On 1/17/23 6:57 AM, Peter Zijlstra wrote:
On Fri, Jan 13, 2023 at 12:30:16PM -0700, Jim Cromie wrote:
__jump_label_patch currently will "crash the box" if it finds a
jump_entry not as expected. ISTM this overly harsh; it doesn't
distinguish between "alternate/opposite" state, and truly
"insane/corrupted".

The "opposite" (but well-formed) state is a milder mis-initialization
problem, and some less severe mitigation seems practical. ATM this
just warns about it; a range/enum of outcomes: warn, crash, silence,
ok, fixup-continue, etc, are possible on a case-by-case basis.

Ive managed to create this mis-initialization condition with
test_dynamic_debug.ko & _submod.ko. These replicate DRM's regression
on DRM_USE_DYNAMIC_DEBUG=y; drm.debug callsites in drivers/helpers
(dependent modules) are not enabled along with those in drm.ko itself.


Ive hit this case a few times, but havent been able to isolate the
when and why.

warn-only is something of a punt, and I'm still left with remaining
bugs which are likely related; I'm able to toggle the p-flag on
callsites in the submod, but their enablement still doesn't yield
logging activity.

Right; having been in this is state is bad since it will generate
inconsistent code-flow. Full on panic *might* not be warranted (as it
does for corrupted text) but it is still a fairly bad situation -- so
I'm not convinced we want to warn and carry on.

It would be really good to figure out why the site was skipped over and
got out of skew.

Given it's all module stuff, the 'obvious' case would be something like
a race between adding the new sites and flipping it, but I'm not seeing
how -- things are rather crudely serialized by jump_label_mutex.
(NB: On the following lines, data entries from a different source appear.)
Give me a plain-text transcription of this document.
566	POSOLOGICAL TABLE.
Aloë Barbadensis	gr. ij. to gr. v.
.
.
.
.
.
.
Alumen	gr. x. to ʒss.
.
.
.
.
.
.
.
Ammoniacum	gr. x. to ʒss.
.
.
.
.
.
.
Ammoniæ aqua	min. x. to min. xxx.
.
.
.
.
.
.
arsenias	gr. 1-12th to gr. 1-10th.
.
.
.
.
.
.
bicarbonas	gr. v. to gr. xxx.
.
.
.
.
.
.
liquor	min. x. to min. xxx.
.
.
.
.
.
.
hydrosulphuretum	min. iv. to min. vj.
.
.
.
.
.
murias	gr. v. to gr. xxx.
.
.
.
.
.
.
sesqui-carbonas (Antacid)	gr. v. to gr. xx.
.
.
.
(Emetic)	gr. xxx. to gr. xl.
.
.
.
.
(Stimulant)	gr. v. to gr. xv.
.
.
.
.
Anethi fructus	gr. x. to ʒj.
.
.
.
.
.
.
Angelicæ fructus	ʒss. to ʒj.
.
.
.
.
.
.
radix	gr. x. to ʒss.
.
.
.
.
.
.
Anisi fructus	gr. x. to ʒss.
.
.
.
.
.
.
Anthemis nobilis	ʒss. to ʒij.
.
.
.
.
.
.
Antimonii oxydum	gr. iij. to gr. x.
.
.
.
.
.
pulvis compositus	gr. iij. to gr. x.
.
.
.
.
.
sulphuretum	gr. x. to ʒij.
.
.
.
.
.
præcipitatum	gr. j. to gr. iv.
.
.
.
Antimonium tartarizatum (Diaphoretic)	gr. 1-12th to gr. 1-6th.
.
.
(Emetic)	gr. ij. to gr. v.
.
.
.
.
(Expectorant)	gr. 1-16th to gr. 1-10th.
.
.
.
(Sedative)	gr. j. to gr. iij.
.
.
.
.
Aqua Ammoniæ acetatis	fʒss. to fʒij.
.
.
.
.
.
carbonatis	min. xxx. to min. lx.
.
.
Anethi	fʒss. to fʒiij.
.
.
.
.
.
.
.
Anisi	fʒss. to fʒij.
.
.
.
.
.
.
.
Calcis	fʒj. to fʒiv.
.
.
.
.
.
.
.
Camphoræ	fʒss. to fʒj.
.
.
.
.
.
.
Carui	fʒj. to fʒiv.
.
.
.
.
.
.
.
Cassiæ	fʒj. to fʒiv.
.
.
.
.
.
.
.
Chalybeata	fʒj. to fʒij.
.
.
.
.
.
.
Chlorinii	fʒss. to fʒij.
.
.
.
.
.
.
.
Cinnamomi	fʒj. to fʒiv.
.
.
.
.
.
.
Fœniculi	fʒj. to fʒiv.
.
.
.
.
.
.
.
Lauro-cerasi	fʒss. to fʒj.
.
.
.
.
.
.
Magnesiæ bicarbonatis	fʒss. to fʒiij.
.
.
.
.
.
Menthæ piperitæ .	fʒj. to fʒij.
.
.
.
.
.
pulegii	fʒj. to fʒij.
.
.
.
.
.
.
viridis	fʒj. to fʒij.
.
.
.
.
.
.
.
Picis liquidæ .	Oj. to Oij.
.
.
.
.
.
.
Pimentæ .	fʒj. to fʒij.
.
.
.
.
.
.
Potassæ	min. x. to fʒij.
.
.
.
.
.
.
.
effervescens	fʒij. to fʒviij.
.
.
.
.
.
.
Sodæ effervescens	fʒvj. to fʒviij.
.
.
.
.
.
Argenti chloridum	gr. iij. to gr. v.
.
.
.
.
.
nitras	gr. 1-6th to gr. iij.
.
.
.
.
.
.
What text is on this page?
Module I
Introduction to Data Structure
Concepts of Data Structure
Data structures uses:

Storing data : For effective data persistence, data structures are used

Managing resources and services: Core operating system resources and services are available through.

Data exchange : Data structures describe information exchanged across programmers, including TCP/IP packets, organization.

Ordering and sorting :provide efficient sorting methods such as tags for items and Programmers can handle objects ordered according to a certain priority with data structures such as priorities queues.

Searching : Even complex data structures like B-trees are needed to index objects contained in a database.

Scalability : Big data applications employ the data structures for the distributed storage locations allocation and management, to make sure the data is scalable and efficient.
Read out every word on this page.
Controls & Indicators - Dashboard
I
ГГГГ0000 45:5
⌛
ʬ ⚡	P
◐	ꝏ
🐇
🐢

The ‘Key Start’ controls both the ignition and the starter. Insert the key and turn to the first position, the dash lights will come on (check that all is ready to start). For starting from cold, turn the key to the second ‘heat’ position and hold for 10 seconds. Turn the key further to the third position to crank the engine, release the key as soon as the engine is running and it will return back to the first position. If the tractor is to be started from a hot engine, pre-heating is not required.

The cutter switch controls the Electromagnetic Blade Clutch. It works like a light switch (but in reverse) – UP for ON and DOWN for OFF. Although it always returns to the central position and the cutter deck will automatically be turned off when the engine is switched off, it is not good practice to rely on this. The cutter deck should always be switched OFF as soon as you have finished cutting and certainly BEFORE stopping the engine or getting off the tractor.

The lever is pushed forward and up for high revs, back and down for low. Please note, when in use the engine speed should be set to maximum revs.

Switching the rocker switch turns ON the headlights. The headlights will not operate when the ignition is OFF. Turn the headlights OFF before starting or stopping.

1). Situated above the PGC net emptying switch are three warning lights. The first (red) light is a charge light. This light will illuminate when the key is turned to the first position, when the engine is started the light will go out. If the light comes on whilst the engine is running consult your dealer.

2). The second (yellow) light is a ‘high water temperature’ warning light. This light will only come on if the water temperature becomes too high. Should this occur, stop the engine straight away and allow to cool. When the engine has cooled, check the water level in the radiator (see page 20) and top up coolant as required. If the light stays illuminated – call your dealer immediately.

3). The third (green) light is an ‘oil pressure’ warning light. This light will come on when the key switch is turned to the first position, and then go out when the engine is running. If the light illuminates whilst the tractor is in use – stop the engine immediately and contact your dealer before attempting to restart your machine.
Indeed, looks like dynamic debug introduces a new path in this series to that tries to toggle the jump label sites before they have been initialized, which ends up with the jump label key enabled but only some of the sites in the correct state. Then when the key is subsequently disabled it finds some in the wrong state. I just posted a patch for dynamic debug to use the module callback notifiers so it's ordered properly against jump label.

Note this isn't an issue in the current tree b/c there is no path to toggle the sites currently before they are initialized, but Jim's series here adds such a path.

Thanks,

-Jason



The only other option I can come up with is that somehow the update
condition in jump_label_add_module() is somehow wrong.